At the end of the XIX century, artists from Germany and Austria from a group called Secession, aiming to separate from the Academies and enable independent salons. This group didn’t have their style but were mostly from the Art Nouveau. The main painter in the Secession was Gustav Klimt. In his golden phase, Klimt paints his masterpiece The Kiss, a portrayal of a man giving a woman a soft kiss on the cheek, and both are wrapped by this golden surrounding that can resemble clothes or blankets and it seems to protect them from the outside world. He decorates this abstract and geometric forms and floral patterns. The background that could be interpreted as the sky is filled with golden specks and the couple rest in a field of flowers. Klimt showed this in an exhibition in 1908, and it was a huge success – even thou the exhibition was not – and the Austrian government bought it for the National Collection. The artist's father was a goldsmith, which led him to learn how to use the material, as golden leaves and powdered gold. This also came influenced by the Byzantine mosaics, after he took a trip to Ravenna in 1903.

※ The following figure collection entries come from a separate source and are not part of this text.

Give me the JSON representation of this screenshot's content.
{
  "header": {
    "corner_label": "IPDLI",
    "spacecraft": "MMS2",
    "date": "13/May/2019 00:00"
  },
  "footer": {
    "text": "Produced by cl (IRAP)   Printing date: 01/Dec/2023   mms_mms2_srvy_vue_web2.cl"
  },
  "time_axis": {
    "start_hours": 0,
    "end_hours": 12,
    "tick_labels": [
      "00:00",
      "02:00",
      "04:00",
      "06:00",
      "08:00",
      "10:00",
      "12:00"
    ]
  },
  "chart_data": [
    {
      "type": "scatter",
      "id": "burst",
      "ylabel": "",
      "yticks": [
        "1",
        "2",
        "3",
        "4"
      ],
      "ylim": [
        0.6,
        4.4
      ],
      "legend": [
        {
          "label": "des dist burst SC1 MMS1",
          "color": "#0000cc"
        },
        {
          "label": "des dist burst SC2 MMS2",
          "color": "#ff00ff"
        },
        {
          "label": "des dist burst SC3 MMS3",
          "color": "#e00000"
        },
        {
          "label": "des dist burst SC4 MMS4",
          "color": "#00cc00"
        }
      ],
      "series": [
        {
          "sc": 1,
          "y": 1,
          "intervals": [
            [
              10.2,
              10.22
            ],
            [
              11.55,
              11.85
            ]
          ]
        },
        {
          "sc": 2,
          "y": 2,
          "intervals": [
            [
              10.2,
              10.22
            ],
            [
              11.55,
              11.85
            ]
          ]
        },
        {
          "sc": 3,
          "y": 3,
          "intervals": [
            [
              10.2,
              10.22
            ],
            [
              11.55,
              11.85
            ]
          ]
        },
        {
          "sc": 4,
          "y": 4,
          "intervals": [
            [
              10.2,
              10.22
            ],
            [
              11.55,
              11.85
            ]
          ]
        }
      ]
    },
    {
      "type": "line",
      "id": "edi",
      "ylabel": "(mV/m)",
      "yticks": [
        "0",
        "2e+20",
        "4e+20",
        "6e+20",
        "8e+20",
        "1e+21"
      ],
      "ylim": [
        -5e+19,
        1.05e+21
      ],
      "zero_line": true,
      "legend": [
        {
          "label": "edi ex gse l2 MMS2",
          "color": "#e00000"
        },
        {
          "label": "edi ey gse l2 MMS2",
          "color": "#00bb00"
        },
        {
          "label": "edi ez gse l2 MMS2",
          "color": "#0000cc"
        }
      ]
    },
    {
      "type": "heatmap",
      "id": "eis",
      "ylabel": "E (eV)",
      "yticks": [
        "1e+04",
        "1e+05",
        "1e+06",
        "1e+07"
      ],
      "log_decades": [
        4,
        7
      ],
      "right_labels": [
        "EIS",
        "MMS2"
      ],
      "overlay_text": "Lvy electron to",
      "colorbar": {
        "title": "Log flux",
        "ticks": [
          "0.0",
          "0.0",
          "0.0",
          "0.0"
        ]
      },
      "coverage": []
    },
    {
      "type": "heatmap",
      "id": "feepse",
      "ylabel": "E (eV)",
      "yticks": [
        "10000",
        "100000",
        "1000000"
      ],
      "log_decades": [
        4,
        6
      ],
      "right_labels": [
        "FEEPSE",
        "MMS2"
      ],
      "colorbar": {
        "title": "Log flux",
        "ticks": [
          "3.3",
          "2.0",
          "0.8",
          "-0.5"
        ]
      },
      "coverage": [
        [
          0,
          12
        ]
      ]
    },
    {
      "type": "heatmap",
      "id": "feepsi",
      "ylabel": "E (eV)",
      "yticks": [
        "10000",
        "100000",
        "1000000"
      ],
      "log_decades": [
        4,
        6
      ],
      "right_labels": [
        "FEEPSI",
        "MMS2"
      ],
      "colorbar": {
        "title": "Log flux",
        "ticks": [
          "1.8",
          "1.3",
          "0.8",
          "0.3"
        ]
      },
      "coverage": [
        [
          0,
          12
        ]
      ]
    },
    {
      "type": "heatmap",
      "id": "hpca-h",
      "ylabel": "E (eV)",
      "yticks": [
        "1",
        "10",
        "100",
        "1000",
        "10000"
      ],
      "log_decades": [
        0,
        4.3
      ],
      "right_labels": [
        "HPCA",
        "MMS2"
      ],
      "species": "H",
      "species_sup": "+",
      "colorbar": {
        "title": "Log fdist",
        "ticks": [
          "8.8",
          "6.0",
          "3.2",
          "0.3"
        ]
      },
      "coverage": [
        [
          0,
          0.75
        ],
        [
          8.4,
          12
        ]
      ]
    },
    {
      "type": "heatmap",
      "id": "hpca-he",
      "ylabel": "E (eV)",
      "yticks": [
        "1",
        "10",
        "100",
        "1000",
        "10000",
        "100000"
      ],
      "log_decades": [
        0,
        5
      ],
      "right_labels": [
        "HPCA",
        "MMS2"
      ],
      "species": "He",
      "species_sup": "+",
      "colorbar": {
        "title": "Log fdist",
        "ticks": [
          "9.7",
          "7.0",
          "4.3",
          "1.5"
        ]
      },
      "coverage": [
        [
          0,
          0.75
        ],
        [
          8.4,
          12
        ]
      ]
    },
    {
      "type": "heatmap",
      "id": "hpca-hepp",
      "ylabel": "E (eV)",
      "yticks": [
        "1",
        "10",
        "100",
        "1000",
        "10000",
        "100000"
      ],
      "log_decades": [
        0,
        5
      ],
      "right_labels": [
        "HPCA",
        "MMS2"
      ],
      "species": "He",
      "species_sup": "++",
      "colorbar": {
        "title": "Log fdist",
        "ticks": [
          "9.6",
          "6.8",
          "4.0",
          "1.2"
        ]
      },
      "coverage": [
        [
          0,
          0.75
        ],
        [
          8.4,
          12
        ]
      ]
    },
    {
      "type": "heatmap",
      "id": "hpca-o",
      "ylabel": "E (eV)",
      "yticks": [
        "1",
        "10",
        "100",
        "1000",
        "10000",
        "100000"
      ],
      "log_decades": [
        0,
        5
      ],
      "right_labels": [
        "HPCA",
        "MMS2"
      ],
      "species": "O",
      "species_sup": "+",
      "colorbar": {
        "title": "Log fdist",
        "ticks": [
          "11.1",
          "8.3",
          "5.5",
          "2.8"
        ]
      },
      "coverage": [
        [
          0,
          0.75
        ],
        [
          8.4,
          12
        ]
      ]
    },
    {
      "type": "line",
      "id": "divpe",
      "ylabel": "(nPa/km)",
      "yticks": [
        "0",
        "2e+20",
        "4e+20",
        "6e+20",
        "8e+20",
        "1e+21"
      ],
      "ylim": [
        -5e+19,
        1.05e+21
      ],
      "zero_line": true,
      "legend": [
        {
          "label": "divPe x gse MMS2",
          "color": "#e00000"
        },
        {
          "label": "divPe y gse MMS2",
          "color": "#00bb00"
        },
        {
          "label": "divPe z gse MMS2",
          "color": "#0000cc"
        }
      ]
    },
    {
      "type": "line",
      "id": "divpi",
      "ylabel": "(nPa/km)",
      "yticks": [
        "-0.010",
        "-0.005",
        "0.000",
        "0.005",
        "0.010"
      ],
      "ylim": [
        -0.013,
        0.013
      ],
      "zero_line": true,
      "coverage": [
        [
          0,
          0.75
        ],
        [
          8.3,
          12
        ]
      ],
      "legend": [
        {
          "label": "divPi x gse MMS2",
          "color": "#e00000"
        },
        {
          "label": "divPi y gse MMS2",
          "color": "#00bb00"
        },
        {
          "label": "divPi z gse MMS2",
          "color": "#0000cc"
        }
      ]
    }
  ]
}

The poster was starting to gain more position as Nouveau artists would use their art as advertising. Jules Cheret was a painter and printmaker and would make posters for theater plays, like the Carnival at the Theatre de L’Opera. Originally done in stone lithography, a printing technique from the XVIII century, for faster and easier printing. Another artist who worked with prints, as well as paintings, was Alphonse Mucha. Advertising for a variety of products as well as presentations, the Art Nouveau style is very much present in his prints, everything is beautifully illustrated and detailed, like in the poster for Chocolat Ideal. Most of Mucha’s work involves women posing with elaborated fabric, usually symbolizing something, like the Four Seasons, types of flowers, or precious stones, as seen in Amethyst. As opposed to the way women were depicted in the past, Mucha's women were not meant to seduce but merely decorate. Ferdinand Holder paints many adorned landscapes and portraits. In the painting Day, five nude women seem to adorn the scene by throwing small flowers on the ground, almost in synchrony.